#45 – How city planners teach Babel drivers.

In training pets about doing their business outside, there is a technique known as newspaper training. It may not be the one you are thinking of. The method in mind is the one where you roll up the entire metro edition of the newspaper and swat the dog with it when the poor creature has made an error. I, of course, am apalled by such treatment of man’s best friend but it came to mind watching how Babel’s city planners teach Babel drivers to use the correct roads.

Admittedly, Babel drivers, as a group, are not the world’s best drivers. While, hopefully, there are some quite competent drivers among their numbers, there is not much hope for most. They desperately need remedial training.

Babel’s city planners teach with a version of rote learning. As opposed to the endless debates of the Socratic method, rote learning does not care if you understand why you should do something but forces you into a pattern acceptable to those creating the lesson. The secret to the success of the method is that you are forced into the pattern one step at a time and, in the end, you are trained.

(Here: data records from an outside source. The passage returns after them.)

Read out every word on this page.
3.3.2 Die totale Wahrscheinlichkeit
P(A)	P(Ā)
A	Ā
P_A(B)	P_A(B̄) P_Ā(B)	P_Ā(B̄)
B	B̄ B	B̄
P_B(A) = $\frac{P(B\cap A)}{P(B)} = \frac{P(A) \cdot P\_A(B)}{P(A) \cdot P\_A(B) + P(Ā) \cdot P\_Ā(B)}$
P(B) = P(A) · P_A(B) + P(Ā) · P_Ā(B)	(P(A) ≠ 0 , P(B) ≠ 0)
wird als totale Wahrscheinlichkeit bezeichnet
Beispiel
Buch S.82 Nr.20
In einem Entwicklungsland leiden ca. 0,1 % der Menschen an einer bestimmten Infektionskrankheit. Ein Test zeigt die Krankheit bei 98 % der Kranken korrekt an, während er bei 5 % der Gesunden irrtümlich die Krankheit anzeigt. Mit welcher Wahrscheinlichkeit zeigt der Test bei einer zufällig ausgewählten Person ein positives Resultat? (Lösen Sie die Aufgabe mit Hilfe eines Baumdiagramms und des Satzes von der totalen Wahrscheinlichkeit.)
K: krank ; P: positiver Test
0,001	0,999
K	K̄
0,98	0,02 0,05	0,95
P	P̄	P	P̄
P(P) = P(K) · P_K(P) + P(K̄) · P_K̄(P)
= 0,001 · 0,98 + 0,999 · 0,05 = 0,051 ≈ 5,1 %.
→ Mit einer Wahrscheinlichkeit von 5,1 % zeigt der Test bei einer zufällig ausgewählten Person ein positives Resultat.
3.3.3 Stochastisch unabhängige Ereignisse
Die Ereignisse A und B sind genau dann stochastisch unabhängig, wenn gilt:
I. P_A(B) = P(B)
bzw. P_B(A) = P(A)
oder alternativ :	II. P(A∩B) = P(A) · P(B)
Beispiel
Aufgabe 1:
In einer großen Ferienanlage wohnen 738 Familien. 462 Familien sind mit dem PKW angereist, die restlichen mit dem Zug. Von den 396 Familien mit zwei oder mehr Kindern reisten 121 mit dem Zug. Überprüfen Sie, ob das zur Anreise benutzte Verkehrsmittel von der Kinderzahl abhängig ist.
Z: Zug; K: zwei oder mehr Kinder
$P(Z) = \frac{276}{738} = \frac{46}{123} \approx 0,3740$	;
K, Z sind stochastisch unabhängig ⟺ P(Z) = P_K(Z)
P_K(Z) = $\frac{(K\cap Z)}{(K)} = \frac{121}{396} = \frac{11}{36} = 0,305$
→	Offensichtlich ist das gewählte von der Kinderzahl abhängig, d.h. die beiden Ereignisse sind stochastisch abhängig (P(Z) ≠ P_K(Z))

In this manner, Babel drivers are learning that using the Lakeshore to go downtown gets you the rolled up newspaper treatment. Using Bradford to drive downtown is the city planners’ plan. Bradford, is a mainly unused, four-lane road, between used car dealer lots that leads the driver from the confusion of the Bradford – Essa – Lakeshore – Tiffin intersection to a traffic jam at Dunlop or direct to Hooters across Simcoe Street.

This small commentary on city planners (or lack thereof in Babel) is not intended to bore non-Babelite readers but to provide a cautionary forewarning of the dangers of giving city planners any leeway. Use rolled up newspapers on them if necessary!

Babel’s city planners are now in the process of gradually redirecting Lakeshore traffic. This is a slow and painstaking process. One road is opened at a time. Plan one is in effect in that downtown-bound drivers now turn left from the Lakeshore to go to Bradford. Alternatively, they can, very slowly, make a hard right to go around a curve back onto Lakeshore. The opening of this new and modern highway system on the bay has been the cause of the biggest traffic jams in Babel’s history. They will get worse as the locals find out where the different roads will take them.

The only other comment on this matter is that we should advise all tourists to stay away from the Bradford – Essa – Lakeshore – Tiffin intersection. It may not be working the way the Babel city planners hoped. Unless, of course, they planned the intersection to demonstrate the equipment carried on the city’s emergency vehicles. The paramedics, firemen and police seem to spend an inordinate amount of time there blocking traffic.